In the first installment of this series, let us take a look at something which is all the rage across the pond in the English Premier League: wingbacks. Tottenham, Chelsea and Arsenal have all migrated to playing three defenders in the back. While Columbus Crew, San Jose Earthquake and Toronto FC are not on the same level as those European giants, they have also experimented to varying extents with a back 3 in MLS. Yet the system has not gained as much traction domestically.

One exception? The team we just played host to at BC Place last weekend: Columbus. Gregg Berhalter switched things up in midseason and the changes have resulted in some degree of success. Berhalter has deployed Jukka Raitala and Harrison Afful as wingbacks in the formation and both have enjoyed the ability to push forward at will. As Vancouver saw, the Crew are a dangerous team in this formation and can get forward quickly and directly and create lots of chances. The problem, which the Caps exploited to some degree of effectiveness, was that the Crew are often left open to counter attacks, especially against a speedy team.

But not every team in MLS is particularly effective at running the counter attack and while a back 3 against Houston, Atlanta or Toronto is likely to leave you exposed, I think the style could serve Vancouver well against some Western Conference teams that deploy a more subdued tactical style. Plus, in a Post Laba Era, the Whitecaps will have the personnel for such a system.

For the purposes of this article, we will assume that Jake Nerwinski is around next year (for some reason TransferMarkt lists his contract as expiring in December). Likewise, let us plan the team keeping Christian Bolanos and Jordan Harvey around.

The linchpin in my mind for a successful back 3 is the wingbacks. If you try and force players who don’t have the speed and skill for such roles into them, the whole system effectively is useless. And perhaps the best player on the team suited to such a role is Marcel de Jong, who may or may not be around next year. Fortunately, there are others on the team well-suited to the role.

Nerwinski could easily fit a wing back role with his crossing ability and football IQ. If the Whitecaps decided to pass on Adekugbe then Brett Levis would be very well suited as a playmate for Nerwinski on the left side.
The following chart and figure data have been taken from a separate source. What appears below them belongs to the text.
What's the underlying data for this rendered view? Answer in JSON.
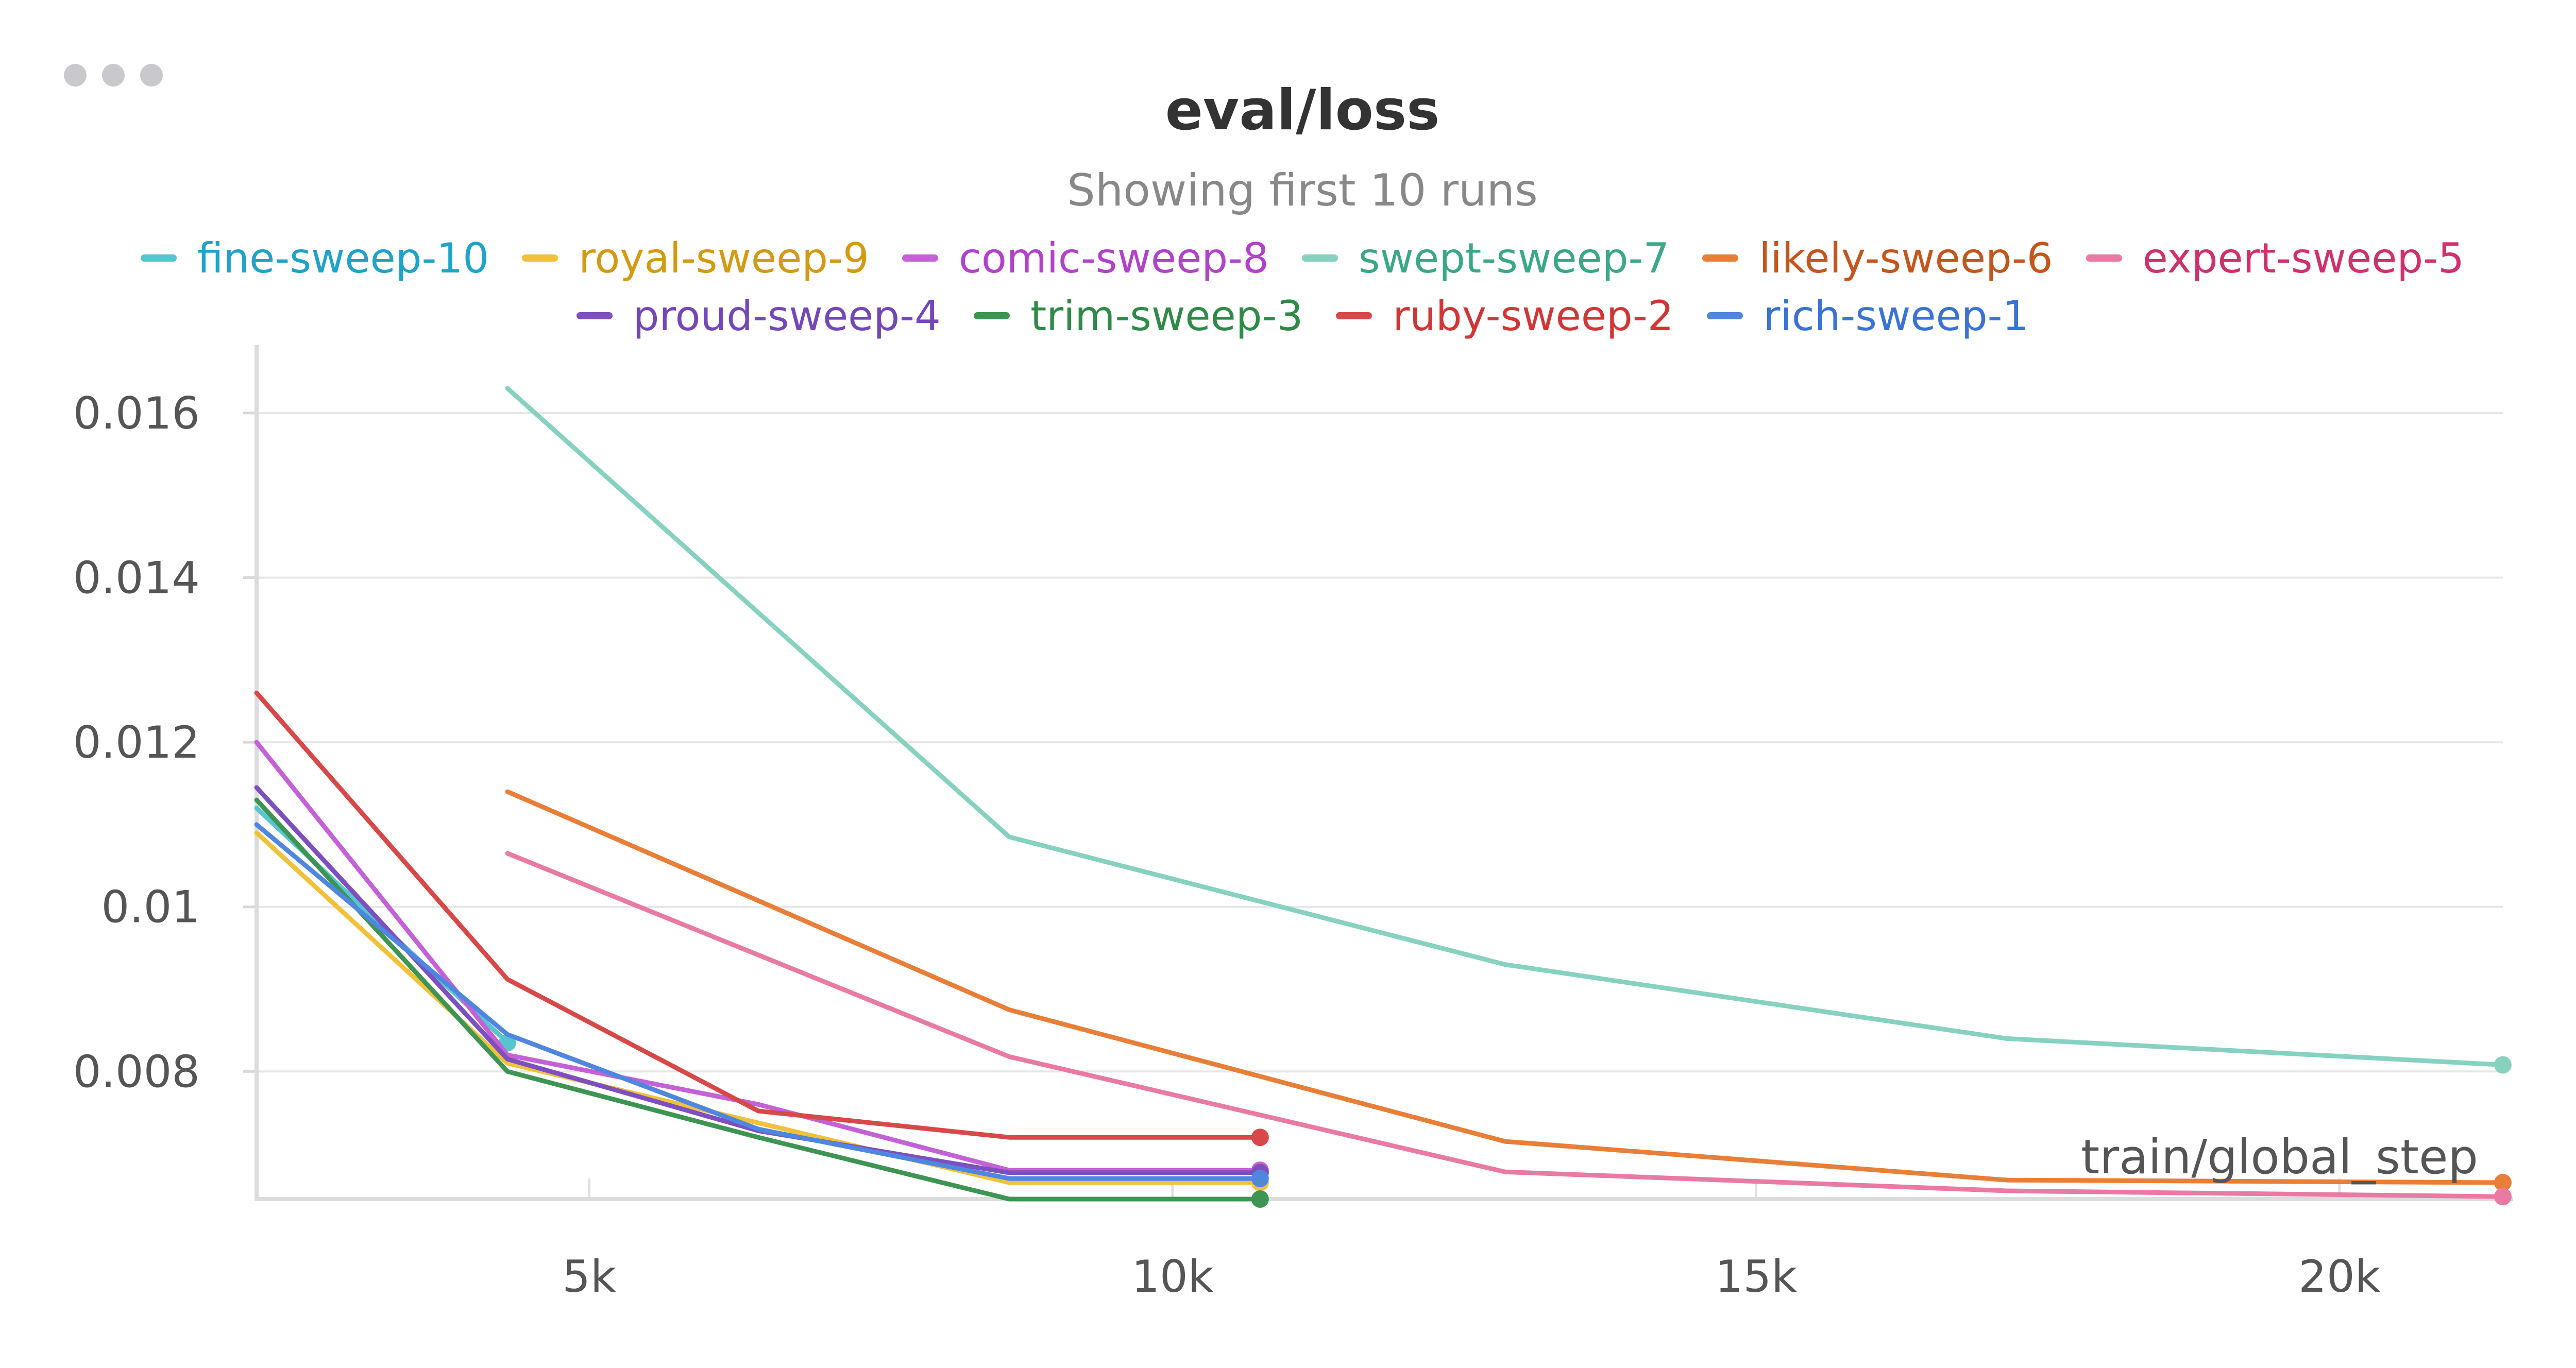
{
  "header": {
    "title": "eval/loss",
    "subtitle": "Showing first 10 runs"
  },
  "chart_data": {
    "type": "line",
    "title": "eval/loss",
    "subtitle": "Showing first 10 runs",
    "xlabel": "train/global_step",
    "ylabel": "",
    "xlim": [
      2150,
      21400
    ],
    "ylim": [
      0.00645,
      0.01645
    ],
    "x_ticks": [
      5000,
      10000,
      15000,
      20000
    ],
    "x_tick_labels": [
      "5k",
      "10k",
      "15k",
      "20k"
    ],
    "y_ticks": [
      0.008,
      0.01,
      0.012,
      0.014,
      0.016
    ],
    "y_tick_labels": [
      "0.008",
      "0.01",
      "0.012",
      "0.014",
      "0.016"
    ],
    "grid": true,
    "legend_position": "top",
    "series": [
      {
        "name": "fine-sweep-10",
        "color": "#56c5d0",
        "text_color": "#1ea3c9",
        "x": [
          2150,
          4300
        ],
        "y": [
          0.0112,
          0.00835
        ]
      },
      {
        "name": "royal-sweep-9",
        "color": "#f2c13a",
        "text_color": "#d39a12",
        "x": [
          2150,
          4300,
          8600,
          10750
        ],
        "y": [
          0.0109,
          0.0081,
          0.00665,
          0.00665
        ]
      },
      {
        "name": "comic-sweep-8",
        "color": "#c461d6",
        "text_color": "#b142c9",
        "x": [
          2150,
          4300,
          6450,
          8600,
          10750
        ],
        "y": [
          0.012,
          0.0082,
          0.0076,
          0.0068,
          0.0068
        ]
      },
      {
        "name": "swept-sweep-7",
        "color": "#86d1bf",
        "text_color": "#3aa888",
        "x": [
          4300,
          8600,
          12850,
          17150,
          21400
        ],
        "y": [
          0.0163,
          0.01085,
          0.0093,
          0.0084,
          0.00808
        ]
      },
      {
        "name": "likely-sweep-6",
        "color": "#e87e37",
        "text_color": "#c4561c",
        "x": [
          4300,
          8600,
          12850,
          17150,
          21400
        ],
        "y": [
          0.0114,
          0.00875,
          0.00715,
          0.00668,
          0.00665
        ]
      },
      {
        "name": "expert-sweep-5",
        "color": "#e87aa4",
        "text_color": "#d0306e",
        "x": [
          4300,
          8600,
          12850,
          17150,
          21400
        ],
        "y": [
          0.01065,
          0.00818,
          0.00678,
          0.00655,
          0.00648
        ]
      },
      {
        "name": "proud-sweep-4",
        "color": "#7d4fbf",
        "text_color": "#7447b8",
        "x": [
          2150,
          4300,
          6450,
          8600,
          10750
        ],
        "y": [
          0.01145,
          0.00815,
          0.00728,
          0.00677,
          0.00677
        ]
      },
      {
        "name": "trim-sweep-3",
        "color": "#3e9553",
        "text_color": "#2f8a47",
        "x": [
          2150,
          4300,
          6450,
          8600,
          10750
        ],
        "y": [
          0.0113,
          0.008,
          0.0072,
          0.00645,
          0.00645
        ]
      },
      {
        "name": "ruby-sweep-2",
        "color": "#d94848",
        "text_color": "#d13636",
        "x": [
          2150,
          4300,
          6450,
          8600,
          10750
        ],
        "y": [
          0.0126,
          0.00912,
          0.00752,
          0.0072,
          0.0072
        ]
      },
      {
        "name": "rich-sweep-1",
        "color": "#4f86e0",
        "text_color": "#3a72d6",
        "x": [
          2150,
          4300,
          6450,
          8600,
          10750
        ],
        "y": [
          0.011,
          0.00845,
          0.0073,
          0.0067,
          0.0067
        ]
      }
    ]
  }
}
Looking to the future, Kadin Chung would be a tailor made player for this formation and could play potentially on either wing. And if we want to think way WAY outside the box, Brek Shea and Bernie Ibini have the speed and physicality to fill in the wingback role.
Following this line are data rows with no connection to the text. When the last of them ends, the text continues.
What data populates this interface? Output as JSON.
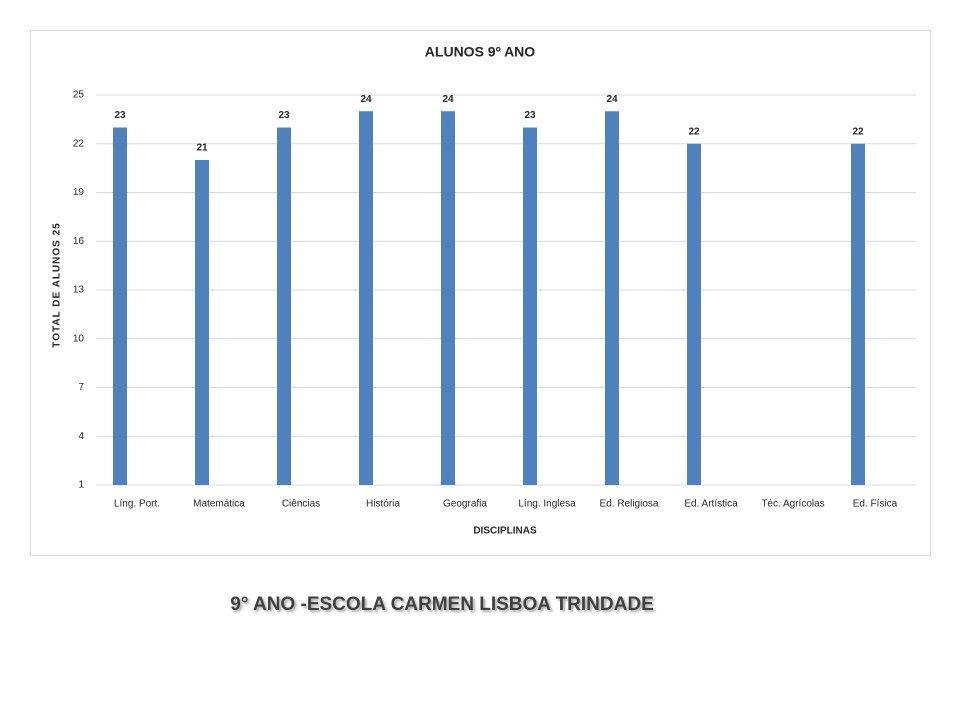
{
  "chart_data": {
    "type": "bar",
    "title": "ALUNOS 9º ANO",
    "x_label": "DISCIPLINAS",
    "y_label": "TOTAL DE ALUNOS 25",
    "categories": [
      "Líng. Port.",
      "Matemática",
      "Ciências",
      "História",
      "Geografia",
      "Líng. Inglesa",
      "Ed. Religiosa",
      "Ed. Artística",
      "Téc. Agrícolas",
      "Ed. Física"
    ],
    "values": [
      23,
      21,
      23,
      24,
      24,
      23,
      24,
      22,
      null,
      22
    ],
    "color": "#4f81bd",
    "ylim": [
      1,
      25
    ],
    "yticks": [
      1,
      4,
      7,
      10,
      13,
      16,
      19,
      22,
      25
    ],
    "grid": true
  },
  "caption": "9° ANO  -ESCOLA CARMEN  LISBOA TRINDADE"
}
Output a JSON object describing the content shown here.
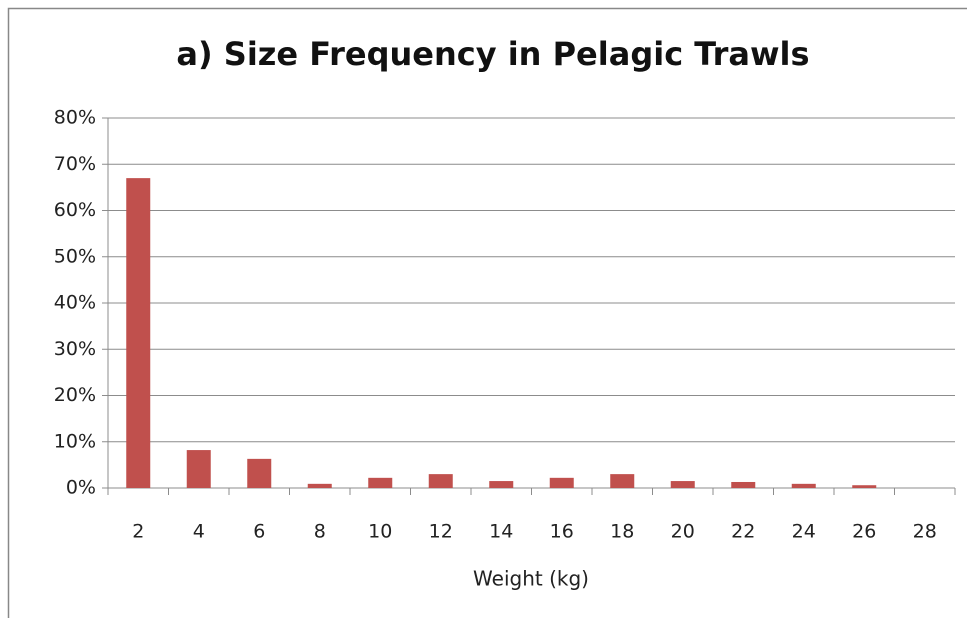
{
  "chart_data": {
    "type": "bar",
    "title": "a) Size Frequency in Pelagic Trawls",
    "x_label": "Weight (kg)",
    "categories": [
      "2",
      "4",
      "6",
      "8",
      "10",
      "12",
      "14",
      "16",
      "18",
      "20",
      "22",
      "24",
      "26",
      "28"
    ],
    "values": [
      67.0,
      8.2,
      6.3,
      0.9,
      2.2,
      3.0,
      1.5,
      2.2,
      3.0,
      1.5,
      1.3,
      0.9,
      0.6,
      0
    ],
    "color": "#c0504d",
    "ylim": [
      0,
      80
    ],
    "yticks": [
      {
        "value": 0,
        "label": "0%"
      },
      {
        "value": 10,
        "label": "10%"
      },
      {
        "value": 20,
        "label": "20%"
      },
      {
        "value": 30,
        "label": "30%"
      },
      {
        "value": 40,
        "label": "40%"
      },
      {
        "value": 50,
        "label": "50%"
      },
      {
        "value": 60,
        "label": "60%"
      },
      {
        "value": 70,
        "label": "70%"
      },
      {
        "value": 80,
        "label": "80%"
      }
    ],
    "grid": true
  }
}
This leaves us with something like the formation below (if the Whitecaps let David Edgar walk, it stands to reason that they will go grab another central defender; in the meantime we’ll use Aaron Maund for the sake of argument).

At first glance, this isn’t a bad lineup. I feel as though both De Jong/Levis would thrive in a wingback role and Nerwinski would be worth trying in such a position. Ghazal would give cover and help shield the back three in case the wingbacks get pinned forward and you could sub Tony Tchani or Igiebor into the position if need be.

Now just because you can deploy the personnel for a given tactical formation doesn’t mean that you should. It could be argued that giving Jordan Harvey and Nerwinski more license in a 4-2-3-1 (check back next week for that) gives many of the same benefits of the 3-5-2 without leaving the back 3 exposed against more attack minded teams with multiple forwards, which could pin the wingbacks up high and leave the central defense exposed.

But I still feel that a 3-5-2 offers benefits against certain kinds of teams and allows for a certain flexibility and dynamism. It may be too soon to say but in a potential Post Laba Era, the 3-5-2 is certainly worth toying around with.